Lazy Validation#

In many cases, dataframely’s capability to validate and filter input data is used at core application boundaries. As a result, validate and filter are generally expected to be used at points where collect is called on a lazy frame. However, there may be situations where validation or filtering should simply be added to the lazy computation graph. Starting in dataframely v2, this is supported via a custom polars plugin.

The eager parameter#

All of the following methods expose an eager: bool parameter:

By default, eager=True. However, users may decide to set eager=False in order to simply append the validation or the filtering operation to the lazy frame. For example, one might decide to run validation lazily:

def validate_lf(lf: pl.LazyFrame) -> pl.LazyFrame:
    return lf.pipe(MySchema.validate, eager=False)

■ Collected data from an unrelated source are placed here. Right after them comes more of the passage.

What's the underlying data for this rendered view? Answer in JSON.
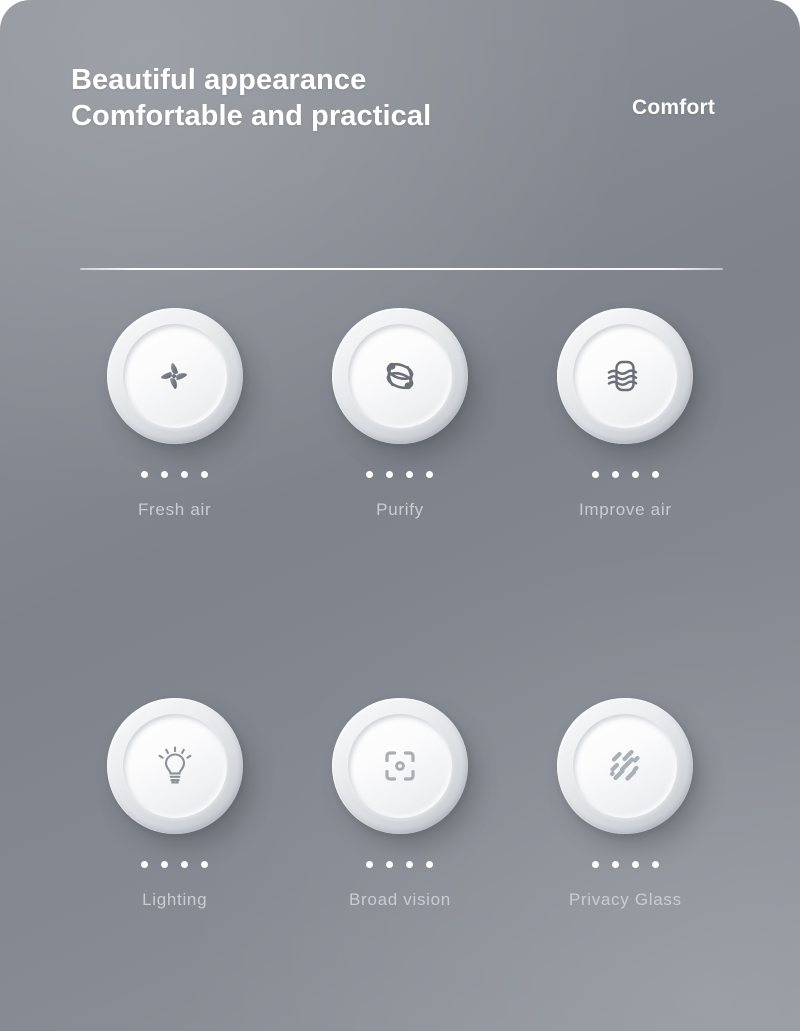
{
  "header": {
    "headline_line1": "Beautiful appearance",
    "headline_line2": "Comfortable and practical",
    "kicker": "Comfort"
  },
  "colors": {
    "background_top": "#8d9198",
    "background_bottom": "#93979e",
    "headline_text": "#ffffff",
    "label_text": "#c9ccd1",
    "dot": "#ffffff",
    "divider": "#ffffff",
    "icon_stroke": "#6b7078"
  },
  "divider": {
    "visible": true
  },
  "features": [
    {
      "label": "Fresh air",
      "icon": "fan-icon",
      "dots": 4
    },
    {
      "label": "Purify",
      "icon": "ion-purify-icon",
      "dots": 4
    },
    {
      "label": "Improve air",
      "icon": "airflow-icon",
      "dots": 4
    },
    {
      "label": "Lighting",
      "icon": "lightbulb-icon",
      "dots": 4
    },
    {
      "label": "Broad vision",
      "icon": "viewfinder-icon",
      "dots": 4
    },
    {
      "label": "Privacy Glass",
      "icon": "rain-streaks-icon",
      "dots": 4
    }
  ]
}
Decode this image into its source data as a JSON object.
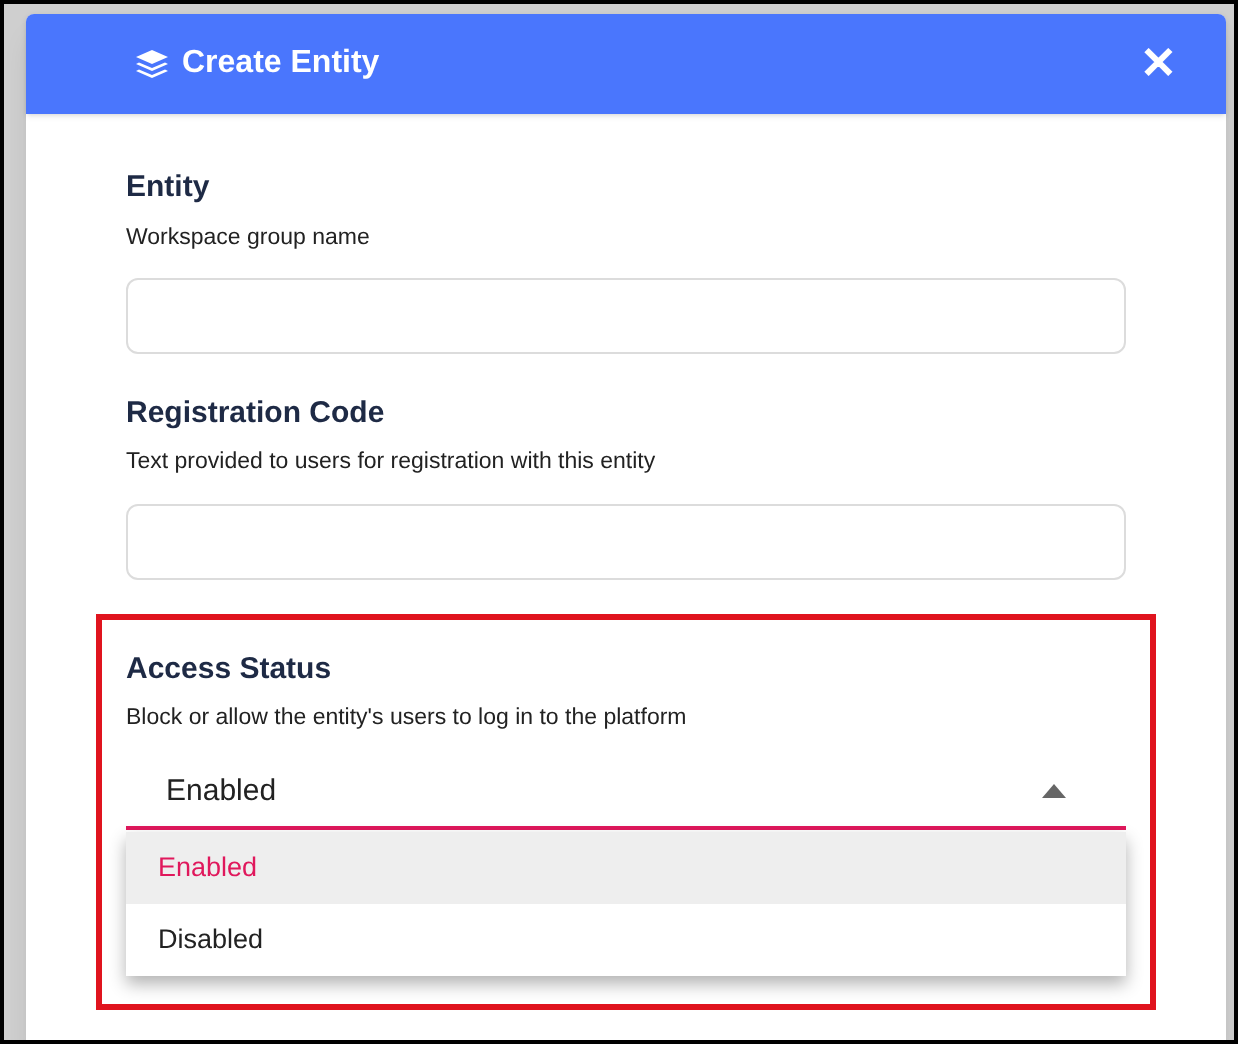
{
  "dialog": {
    "title": "Create Entity",
    "close": "✕"
  },
  "fields": [
    {
      "kind": "text",
      "label": "Entity",
      "hint": "Workspace group name"
    },
    {
      "kind": "text",
      "label": "Registration Code",
      "hint": "Text provided to users for registration with this entity"
    },
    {
      "kind": "select",
      "label": "Access Status",
      "hint": "Block or allow the entity's users to log in to the platform",
      "value": "Enabled",
      "expanded": true,
      "highlighted": true,
      "options": [
        {
          "label": "Enabled",
          "selected": true
        },
        {
          "label": "Disabled",
          "selected": false
        }
      ]
    }
  ]
}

When eager=False, validation is only run once the lazy frame is collected. If input data does not satisfy the schema, no error is raised here, yet.

Error Types#

Due to current limitations in polars plugins, the type of error that is being raised from the validate function (both for schemas and collections) is dependent on the value of the eager parameter:

  • When eager=True, a ValidationError is raised from the validate function

  • When eager=False, a ComputeError is raised from the collect function

Note

For schemas, the error message itself is equivalent. For collections, the error message for eager=False is limited and non-deterministic: the error message only includes information about a single member and, if multiple members fail validation, the member that the error message refers to may vary across executions.